I can't get it to work. Can someone tell me what I'm doing wrong?

XML:

<ArrayOfBrokerage xmlns:i="http://www.w3.org/2001/XMLSchema-instance" xmlns="http://www.test.com/">
    <Brokerage>
        <BrokerageID>91</BrokerageID>
        <LastYodleeUpdate>0001-01-01T00:00:00</LastYodleeUpdate>
        <Name>E*TRADE</Name>
        <Validation i:nil="true" />
        <Username>PersonalTradingTesting</Username>
    </Brokerage>
</ArrayOfBrokerage>

XSLT:

<xsl:stylesheet version="1.0" xmlns="http://www.test.com/" xmlns:xsl="http://www.w3.org/1999/XSL/Transform" xmlns:xsi="http://www.w3.org/2001/XMLSchema-instance" xmlns:xslFormatting="urn:xslFormatting">

    <xsl:output method="html" indent="no"/>

    <xsl:template match="/ArrayOfBrokerage">
        <xsl:for-each select="Brokerage">
            Test
       </xsl:for-each>
    </xsl:template>

</xsl:stylesheet>

Answer

Andy Gherna picture Andy Gherna · Nov 13, 2009

You need to provide a namespace prefix in your xslt for the elements you are transforming. For some reason (at least in a Java JAXP parser) you can't simply declare a default namespace.
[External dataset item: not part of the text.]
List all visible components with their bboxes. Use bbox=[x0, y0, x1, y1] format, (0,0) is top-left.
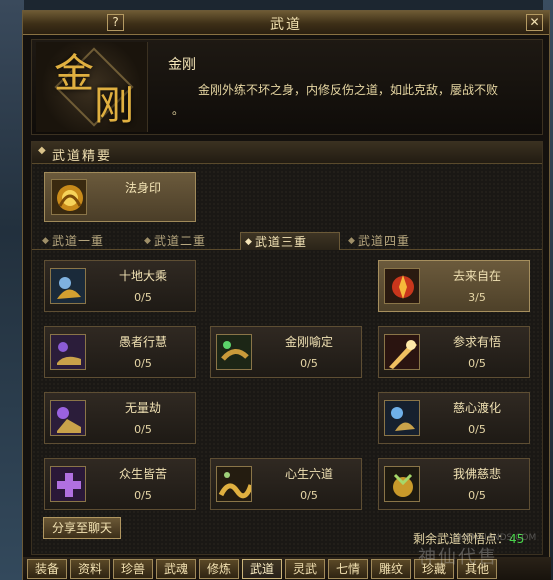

This worked for me:

<xsl:stylesheet version="1.0" xmlns:t="http://www.test.com/" xmlns:xsl="http://www.w3.org/1999/XSL/Transform" xmlns:xsi="http://www.w3.org/2001/XMLSchema-instance" xmlns:xslFormatting="urn:xslFormatting">

    <xsl:output method="html" indent="no"/>

    <xsl:template match="/t:ArrayOfBrokerage">
        <xsl:for-each select="t:Brokerage">
            Test
        </xsl:for-each>
    </xsl:template>

</xsl:stylesheet>

This will catch everything that is namespaced in your XML doc.